I will tell you what child poverty looks like in any area. It is the undernourished child going to school, perhaps dependent on free school meals. These days, he may have to go to a breakfast club to get a breakfast. According to a recent survey, 50% of teachers are going into schools with food that they can distribute to the children. Child poverty is children going badly clothed, living in fuel poverty so the house is cold, and perhaps with dysfunctional families, although that is, of course, not simply a financial matter. This can occur anywhere. These children can be found in the city that the noble Lord, Lord Shipley, and I have represented and led and in the city that the noble Lord, Lord Smith, still leads. They can be found in villages in Suffolk, I guess, and in Norfolk, and in Kensington and Chelsea for that matter. They can be found anywhere. As my noble friend said, it is not locality that determines the character of poverty. It may possibly exacerbate a basic condition of poverty, but locality is not the determining condition, and it should not be locality that determines the basic support given to children in poverty or, indeed, to any other vulnerable group. To say that this is somehow an issue of localism is to pervert the proper definition of localism. The noble Lord has advanced a weak argument—from the best of motives because, in policy generally, he has a strong point. But in this area it is entirely misconceived.
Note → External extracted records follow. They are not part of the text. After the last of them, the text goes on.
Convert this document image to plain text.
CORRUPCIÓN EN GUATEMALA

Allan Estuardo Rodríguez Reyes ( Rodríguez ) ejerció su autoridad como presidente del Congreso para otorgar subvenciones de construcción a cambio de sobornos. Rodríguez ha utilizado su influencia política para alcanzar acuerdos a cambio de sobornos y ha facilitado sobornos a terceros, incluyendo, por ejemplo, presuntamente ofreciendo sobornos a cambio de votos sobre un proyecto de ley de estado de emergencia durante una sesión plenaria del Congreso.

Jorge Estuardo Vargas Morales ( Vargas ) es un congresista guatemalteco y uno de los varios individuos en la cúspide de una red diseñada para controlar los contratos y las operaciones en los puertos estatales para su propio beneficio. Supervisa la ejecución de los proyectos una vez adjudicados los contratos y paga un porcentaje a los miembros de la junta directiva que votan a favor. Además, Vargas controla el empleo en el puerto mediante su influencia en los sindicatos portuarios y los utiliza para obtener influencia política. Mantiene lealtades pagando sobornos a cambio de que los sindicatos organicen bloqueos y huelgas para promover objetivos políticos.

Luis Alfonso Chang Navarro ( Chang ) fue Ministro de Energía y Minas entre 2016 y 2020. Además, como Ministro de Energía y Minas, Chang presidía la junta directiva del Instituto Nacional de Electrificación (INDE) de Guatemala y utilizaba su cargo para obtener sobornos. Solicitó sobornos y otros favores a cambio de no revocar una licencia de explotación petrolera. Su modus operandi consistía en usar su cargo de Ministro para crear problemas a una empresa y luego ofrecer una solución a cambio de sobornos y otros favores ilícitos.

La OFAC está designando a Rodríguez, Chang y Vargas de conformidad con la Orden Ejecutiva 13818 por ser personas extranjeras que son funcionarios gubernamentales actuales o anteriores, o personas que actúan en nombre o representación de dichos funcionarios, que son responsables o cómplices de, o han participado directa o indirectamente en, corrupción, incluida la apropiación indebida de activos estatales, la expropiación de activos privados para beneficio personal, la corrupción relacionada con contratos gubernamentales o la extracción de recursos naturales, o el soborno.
Let us take child poverty of the kind that the noble Lord described which is certainly true in some of our villages in Suffolk. It is up to the local authority to decide whether it is going to spend its resources making sure that those children all have a hot meal and all have breakfast rather than by having a special element in the council tax arrangements to deal with that. If the noble Lord feels that there is not enough elbow room for local authorities, I wish he would listen to his noble friend’s comments, because it seems to me that we should be pushing for many more opportunities for local people to have the resources to do the things that matter. How you deal with poverty in very distant rural areas is very different from the way in which you deal with it in Limehouse.
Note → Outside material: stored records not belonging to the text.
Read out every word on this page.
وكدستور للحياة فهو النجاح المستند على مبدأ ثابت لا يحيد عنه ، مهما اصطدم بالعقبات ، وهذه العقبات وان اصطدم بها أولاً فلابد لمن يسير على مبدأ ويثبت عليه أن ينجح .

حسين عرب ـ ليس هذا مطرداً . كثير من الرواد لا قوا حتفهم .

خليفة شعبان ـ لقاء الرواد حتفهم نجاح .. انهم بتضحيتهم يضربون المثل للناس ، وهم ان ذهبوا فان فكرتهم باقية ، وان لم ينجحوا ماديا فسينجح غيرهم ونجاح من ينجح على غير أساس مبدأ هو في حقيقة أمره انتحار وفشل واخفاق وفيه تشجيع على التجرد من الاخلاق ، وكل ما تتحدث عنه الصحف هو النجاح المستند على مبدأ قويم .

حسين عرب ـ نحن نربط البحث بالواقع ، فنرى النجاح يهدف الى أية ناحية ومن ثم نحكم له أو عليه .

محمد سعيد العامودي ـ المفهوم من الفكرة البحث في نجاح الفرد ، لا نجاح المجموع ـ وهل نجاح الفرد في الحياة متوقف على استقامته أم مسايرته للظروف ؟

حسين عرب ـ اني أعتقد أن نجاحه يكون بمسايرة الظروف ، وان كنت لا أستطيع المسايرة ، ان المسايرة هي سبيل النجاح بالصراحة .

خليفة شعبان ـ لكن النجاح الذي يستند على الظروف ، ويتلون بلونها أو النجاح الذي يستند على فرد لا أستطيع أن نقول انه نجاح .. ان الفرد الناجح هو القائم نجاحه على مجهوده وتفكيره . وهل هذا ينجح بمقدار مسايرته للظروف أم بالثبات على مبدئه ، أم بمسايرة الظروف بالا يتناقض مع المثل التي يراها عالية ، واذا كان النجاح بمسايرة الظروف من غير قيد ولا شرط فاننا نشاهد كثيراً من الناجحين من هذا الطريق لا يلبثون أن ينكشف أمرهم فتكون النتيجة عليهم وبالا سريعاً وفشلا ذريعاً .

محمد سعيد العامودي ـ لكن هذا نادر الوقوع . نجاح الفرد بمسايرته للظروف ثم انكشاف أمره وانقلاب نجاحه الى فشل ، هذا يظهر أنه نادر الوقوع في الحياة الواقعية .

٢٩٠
They do have control over it—they have an election. If they do not like what the county council has done they can vote against it. If the noble Baroness is really saying that the only system that people can understand is a single-tier system, she is making a mistake that is very much wider than this. Many people know which do what, and, if they do not like what one of them does, they vote against them in the local election, as we all know.
Does my noble friend agree that although there is a significant reduction in the amount of central government support for the benefit, it is still approximately 90% government funded? So it is going towards a council tax, but the funding is still essentially central. Unfortunately, some more of it will fall on the locality as a result of what the Government are doing, but the greater part is still centrally funded.